At St. Marks, pupils will become skilled historians who can think analytically about history, recognise how contrasting interpretations of the past have been formed from a range of sources and interrogate how historical evidence is used to make assertions about the past. They will develop the skills of refining questions, making connections, drawing contrasts and analysing trends over time. Pupils will be able to articulate their understanding of historical concepts such as continuity, change, causes and consequences, similarities, differences and historical significance, through imaginative forms of communication.
History teaching focuses on enabling children to think as historians.
- We place an emphasis on examining historical artefacts and primary sources of information. In each key stage, we give children the opportunity to visit sites that are local and of historical significance.
- We recognise and value the importance of stories in history teaching and we regard this as an important way of stimulating interest in the past. We focus on helping children understand that historical events can be interpreted in different ways and that they should always ask searching questions, such as ‘how do we know?’, about the information they are given.
- We recognise that there are children of widely different history abilities in all classes, so we provide suitable learning opportunities for all children by matching the challenge of the task to the ability of the child.
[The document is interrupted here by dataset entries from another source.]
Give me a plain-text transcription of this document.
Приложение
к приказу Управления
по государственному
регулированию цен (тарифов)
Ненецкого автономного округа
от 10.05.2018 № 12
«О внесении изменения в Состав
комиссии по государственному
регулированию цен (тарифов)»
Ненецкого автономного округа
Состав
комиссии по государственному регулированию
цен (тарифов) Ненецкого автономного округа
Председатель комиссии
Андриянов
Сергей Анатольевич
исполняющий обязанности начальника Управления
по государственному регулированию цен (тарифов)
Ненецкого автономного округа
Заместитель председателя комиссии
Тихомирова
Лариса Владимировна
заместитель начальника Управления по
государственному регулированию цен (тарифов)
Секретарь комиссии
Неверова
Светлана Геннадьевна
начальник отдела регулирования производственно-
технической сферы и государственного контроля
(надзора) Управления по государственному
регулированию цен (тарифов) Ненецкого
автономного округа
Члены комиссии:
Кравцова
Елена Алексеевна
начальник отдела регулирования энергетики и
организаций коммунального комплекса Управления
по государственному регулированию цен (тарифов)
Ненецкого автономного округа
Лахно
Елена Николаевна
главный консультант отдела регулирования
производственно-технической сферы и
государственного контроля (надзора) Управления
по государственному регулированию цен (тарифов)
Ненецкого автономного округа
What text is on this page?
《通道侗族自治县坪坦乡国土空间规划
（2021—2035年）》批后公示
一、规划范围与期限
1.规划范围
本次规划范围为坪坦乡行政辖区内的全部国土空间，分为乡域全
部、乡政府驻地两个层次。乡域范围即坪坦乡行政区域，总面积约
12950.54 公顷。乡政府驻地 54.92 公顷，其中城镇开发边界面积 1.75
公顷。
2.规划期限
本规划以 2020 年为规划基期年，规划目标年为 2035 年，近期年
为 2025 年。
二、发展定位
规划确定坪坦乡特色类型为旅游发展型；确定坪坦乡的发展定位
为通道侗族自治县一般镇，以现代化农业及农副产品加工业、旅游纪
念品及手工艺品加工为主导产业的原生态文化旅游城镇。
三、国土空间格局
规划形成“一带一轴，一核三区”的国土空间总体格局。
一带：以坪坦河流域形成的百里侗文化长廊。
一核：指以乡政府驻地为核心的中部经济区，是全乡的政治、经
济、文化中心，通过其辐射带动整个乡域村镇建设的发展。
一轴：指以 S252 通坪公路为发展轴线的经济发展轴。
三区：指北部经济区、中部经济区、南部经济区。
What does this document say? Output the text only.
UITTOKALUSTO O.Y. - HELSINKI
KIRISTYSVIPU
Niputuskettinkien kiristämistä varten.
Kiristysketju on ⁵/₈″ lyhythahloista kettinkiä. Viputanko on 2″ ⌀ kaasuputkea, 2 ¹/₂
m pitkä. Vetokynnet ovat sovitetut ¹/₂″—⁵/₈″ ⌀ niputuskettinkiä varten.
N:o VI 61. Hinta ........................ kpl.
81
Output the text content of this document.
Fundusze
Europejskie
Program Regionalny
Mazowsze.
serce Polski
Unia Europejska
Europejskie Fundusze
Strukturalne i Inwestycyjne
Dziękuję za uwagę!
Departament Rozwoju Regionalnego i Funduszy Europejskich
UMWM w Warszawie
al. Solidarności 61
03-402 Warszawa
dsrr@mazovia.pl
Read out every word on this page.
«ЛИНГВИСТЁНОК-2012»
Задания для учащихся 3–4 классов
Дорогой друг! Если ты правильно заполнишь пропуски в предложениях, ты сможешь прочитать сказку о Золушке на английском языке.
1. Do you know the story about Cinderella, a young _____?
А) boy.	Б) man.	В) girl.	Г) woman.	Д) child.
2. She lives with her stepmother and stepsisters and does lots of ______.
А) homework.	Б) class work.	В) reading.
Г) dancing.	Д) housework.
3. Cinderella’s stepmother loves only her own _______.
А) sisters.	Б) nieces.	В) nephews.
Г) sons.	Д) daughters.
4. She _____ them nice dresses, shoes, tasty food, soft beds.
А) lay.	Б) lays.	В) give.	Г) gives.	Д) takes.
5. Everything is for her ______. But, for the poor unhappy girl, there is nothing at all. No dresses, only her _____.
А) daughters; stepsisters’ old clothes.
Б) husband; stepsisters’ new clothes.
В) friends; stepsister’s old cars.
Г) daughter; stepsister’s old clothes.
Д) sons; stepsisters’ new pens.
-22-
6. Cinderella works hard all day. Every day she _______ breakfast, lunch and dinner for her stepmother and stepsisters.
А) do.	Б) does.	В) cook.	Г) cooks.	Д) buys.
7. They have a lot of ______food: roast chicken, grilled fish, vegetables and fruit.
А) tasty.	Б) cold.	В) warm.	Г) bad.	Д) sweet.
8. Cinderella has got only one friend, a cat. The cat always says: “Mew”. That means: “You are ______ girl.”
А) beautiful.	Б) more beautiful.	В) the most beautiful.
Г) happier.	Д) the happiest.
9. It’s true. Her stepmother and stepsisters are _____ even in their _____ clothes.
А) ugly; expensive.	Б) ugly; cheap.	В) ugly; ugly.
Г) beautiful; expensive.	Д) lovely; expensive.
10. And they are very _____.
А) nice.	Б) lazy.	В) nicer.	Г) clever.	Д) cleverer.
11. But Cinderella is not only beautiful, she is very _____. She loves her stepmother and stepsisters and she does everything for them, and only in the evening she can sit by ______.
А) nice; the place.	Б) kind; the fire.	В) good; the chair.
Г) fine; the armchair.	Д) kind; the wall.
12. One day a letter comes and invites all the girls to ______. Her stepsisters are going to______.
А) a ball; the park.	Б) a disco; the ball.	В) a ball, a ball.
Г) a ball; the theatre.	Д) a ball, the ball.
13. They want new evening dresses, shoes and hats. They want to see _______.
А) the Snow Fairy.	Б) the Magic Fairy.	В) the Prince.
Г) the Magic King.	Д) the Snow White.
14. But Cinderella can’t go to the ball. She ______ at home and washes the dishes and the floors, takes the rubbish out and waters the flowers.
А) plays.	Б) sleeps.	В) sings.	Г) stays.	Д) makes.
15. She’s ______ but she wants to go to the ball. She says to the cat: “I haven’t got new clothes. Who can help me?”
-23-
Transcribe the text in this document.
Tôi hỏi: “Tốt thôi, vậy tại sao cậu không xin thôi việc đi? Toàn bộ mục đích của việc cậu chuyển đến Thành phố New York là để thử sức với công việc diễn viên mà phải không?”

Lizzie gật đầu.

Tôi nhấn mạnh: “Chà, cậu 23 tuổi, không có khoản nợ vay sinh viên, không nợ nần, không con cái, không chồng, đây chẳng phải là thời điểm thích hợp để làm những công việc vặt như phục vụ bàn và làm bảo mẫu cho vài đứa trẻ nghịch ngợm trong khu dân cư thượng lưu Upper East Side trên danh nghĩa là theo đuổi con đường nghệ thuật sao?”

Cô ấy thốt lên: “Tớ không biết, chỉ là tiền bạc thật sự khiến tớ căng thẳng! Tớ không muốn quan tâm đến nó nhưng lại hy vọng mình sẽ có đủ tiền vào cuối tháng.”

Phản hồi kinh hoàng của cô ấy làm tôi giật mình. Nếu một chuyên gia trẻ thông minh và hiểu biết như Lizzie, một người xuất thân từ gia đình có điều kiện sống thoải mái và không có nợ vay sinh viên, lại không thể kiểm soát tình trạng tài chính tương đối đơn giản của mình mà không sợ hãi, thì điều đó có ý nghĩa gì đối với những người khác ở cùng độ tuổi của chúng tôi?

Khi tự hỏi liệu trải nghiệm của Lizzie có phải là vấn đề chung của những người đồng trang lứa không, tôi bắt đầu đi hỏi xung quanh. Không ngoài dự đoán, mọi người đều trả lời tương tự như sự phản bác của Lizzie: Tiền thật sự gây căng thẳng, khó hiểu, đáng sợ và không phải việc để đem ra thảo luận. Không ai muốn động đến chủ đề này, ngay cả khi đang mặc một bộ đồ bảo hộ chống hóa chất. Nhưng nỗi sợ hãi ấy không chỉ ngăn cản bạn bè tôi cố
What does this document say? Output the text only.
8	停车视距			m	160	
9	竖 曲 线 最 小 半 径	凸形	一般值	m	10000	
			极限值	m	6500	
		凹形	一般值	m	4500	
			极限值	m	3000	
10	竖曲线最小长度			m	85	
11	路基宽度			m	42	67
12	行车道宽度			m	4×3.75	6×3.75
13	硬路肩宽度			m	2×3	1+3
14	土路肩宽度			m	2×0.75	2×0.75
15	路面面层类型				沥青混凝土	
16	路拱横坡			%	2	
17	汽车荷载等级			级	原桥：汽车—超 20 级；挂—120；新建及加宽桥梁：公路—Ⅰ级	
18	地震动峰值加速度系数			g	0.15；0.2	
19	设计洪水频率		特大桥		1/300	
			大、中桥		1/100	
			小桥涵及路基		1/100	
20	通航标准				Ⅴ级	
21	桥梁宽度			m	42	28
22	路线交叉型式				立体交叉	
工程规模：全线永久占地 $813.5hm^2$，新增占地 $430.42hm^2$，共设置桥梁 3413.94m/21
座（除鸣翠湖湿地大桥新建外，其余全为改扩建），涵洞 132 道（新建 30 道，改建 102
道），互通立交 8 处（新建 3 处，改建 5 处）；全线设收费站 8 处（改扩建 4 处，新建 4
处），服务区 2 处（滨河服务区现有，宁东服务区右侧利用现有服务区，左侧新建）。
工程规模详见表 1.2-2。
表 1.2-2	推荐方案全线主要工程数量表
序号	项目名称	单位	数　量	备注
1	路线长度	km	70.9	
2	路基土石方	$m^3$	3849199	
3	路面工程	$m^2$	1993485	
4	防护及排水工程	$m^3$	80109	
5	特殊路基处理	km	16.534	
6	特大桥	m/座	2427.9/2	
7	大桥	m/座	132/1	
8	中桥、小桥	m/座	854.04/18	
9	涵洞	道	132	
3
- We provide children with a variety of opportunities for historical learning inside and outside the classroom, including visiting experts, educational visits, fieldwork and residentials, all, of which, enhance the historical learning experience.
- We value the importance of home learning, so appropriate curriculum-themed home learning tasks will be given out, which children complete with adults at home.
We use the National Curriculum for History as the basis for our planning in history, but we have adapted this to the local context by building on the successful units of work already in place. We ensure that there are opportunities for children of all abilities to develop their skills and knowledge in each unit and we build planned progression across the year so that the children are increasingly challenged as they move up through the school. Termly themes link History and other curriculum subjects where appropriate and these are identified on the class plans.
Our History curriculum is planned so that pupils have a good understanding of historical concepts, knowledge, skills and vocabulary that ensures they achieve age-related attainment at the end of each Key Stage.
Upon completion of each project, teachers will assess children against the progression of historical concepts, knowledge and skills document. Termly assessment will take place to track children’s progress against age-related expectations for History.